Türk Akım Doğalgaz yeni yılda açılacak

"TANAP projesi 20 il, 67 ilçe ve 200 köyden geçerek Avrupa'ya ulaşıyor. Avrupa'nın güvenlik ve enerji ihtiyacının Türkiye'ye bağlı olduğu ve Türkiye'nin pozitif katkı yapması net şekilde görülmüştür. Yeni yılda Rusya ile Türk Akım Doğalgaz'ın açılışı yapılacak. Törene sayın Putin de katılacaklar."

Adil Öksüz'ün yeri

"İçişleri Bakanımızın Adil Öksüz ile yaptığı açıklama, tabii ki yeri söyleyemeyiz. FETÖ'ye dönük mücadelede herhangi bir tavsama yoktur. Kim nerede biliyoruz, ele geçirmeye çalışıyoruz, iade istiyoruz. Bu örgüt devletin kılcal damarlarından tamamen temizlenene kadar sürecektir."

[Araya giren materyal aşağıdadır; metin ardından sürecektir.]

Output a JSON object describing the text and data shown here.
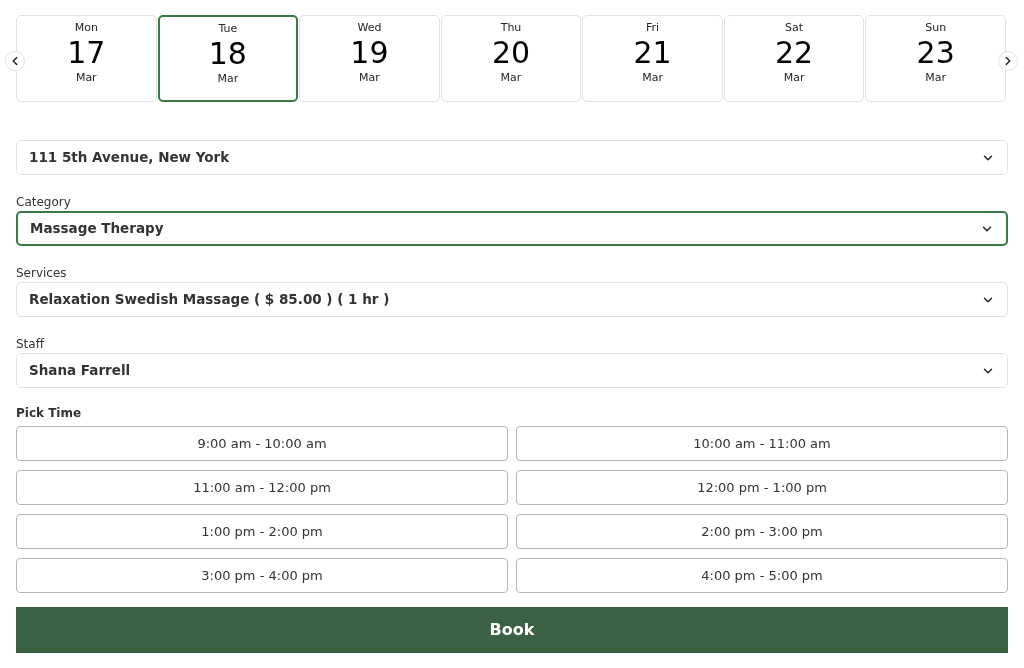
{
  "dates": [
    {
      "weekday": "Mon",
      "day": "17",
      "month": "Mar",
      "selected": false
    },
    {
      "weekday": "Tue",
      "day": "18",
      "month": "Mar",
      "selected": true
    },
    {
      "weekday": "Wed",
      "day": "19",
      "month": "Mar",
      "selected": false
    },
    {
      "weekday": "Thu",
      "day": "20",
      "month": "Mar",
      "selected": false
    },
    {
      "weekday": "Fri",
      "day": "21",
      "month": "Mar",
      "selected": false
    },
    {
      "weekday": "Sat",
      "day": "22",
      "month": "Mar",
      "selected": false
    },
    {
      "weekday": "Sun",
      "day": "23",
      "month": "Mar",
      "selected": false
    }
  ],
  "fields": [
    {
      "value": "111 5th Avenue, New York",
      "focused": false
    },
    {
      "label": "Category",
      "value": "Massage Therapy",
      "focused": true
    },
    {
      "label": "Services",
      "value": "Relaxation Swedish Massage ( $ 85.00 ) ( 1 hr )",
      "focused": false
    },
    {
      "label": "Staff",
      "value": "Shana Farrell",
      "focused": false
    }
  ],
  "time_label": "Pick Time",
  "time_slots": [
    "9:00 am - 10:00 am",
    "10:00 am - 11:00 am",
    "11:00 am - 12:00 pm",
    "12:00 pm - 1:00 pm",
    "1:00 pm - 2:00 pm",
    "2:00 pm - 3:00 pm",
    "3:00 pm - 4:00 pm",
    "4:00 pm - 5:00 pm"
  ],
  "book_button": "Book"
}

Şehir Üniversitesi tartışması

"Şehir Üniversitesi ile ilgili tartışma uzun zaman gündem oldu. Yönetim kurulundan çok sık açıklama yapıldı. Gelinen noktada, Şehir Üniversitesi'yle ilgili sürecin 'siyasal öç' olarak değerlendirilmesi, hem oranın yönetim kurulundan yapılan açıklamalarla hem de CHP'li yöneticilerin yaptığı açıklamalar karşısında bizim de bir şey söylememiz gerekiyor.

"Üniversitedeki hocaların ilmi birikimine hürmetimiz büyüktür. Ve bu ilmi birikimin heba edilmesi mümkün değildir. Aynı zamanda burada okuyan çocukların hiçbir şekilde herhangi bir haktan mahrum edilmeleri söz konusu değildir. Bir üniversiteyi yok etmekle suçluyorlar. Cumhuriyet tarihinde en çok üniversite açmış kişi Cumhurbaşkanımızdır, hükümetlerimizdir. 

"Cumhurbaşkanımızın başbakanlığı döneminde bu üniversiteye bir arsa tahsis edilmiş. Olayın hiçbir siyasi tarafı olmamasına rağmen, bu bir şekilde üniversite yönetimi tarafından ve CHP heyetinin yaptığı açıklamalarla siyasal bir renk verilmeye çalışılmıştır. Cumhurbaşkanımızın başbakanlığı döneminde buraya tahsis edildi. 

"Daha sonra problem şöyle gelişiyor: Bu üniversite, cumhurbaşkanımızın cumhurbaşkanı olmasından sonra başbakanlıkça tamamen bu üniversiteye hibe ediliyor. Bu daha önce hiçbir üniversiteye yapılmış. Kanunlara da aykırı, uygulamalara da. Daha sonra üniversite bankadan kredi almak için, kendisine hibe edilmiş araziyi bankaya teminat olarak gösterip kredi alıyorlar.

"Mesele hocalara ya da öğrencilere yönelik bir uygulama değildir. Üniversitenin yanlış yönetilmesiyle ilgili bir meseledir. Bu üniversitenin hami üniversitesi Marmara Üniversitesi'dir. Dolayısıyla hami üniversite yönetimi devralacaktır."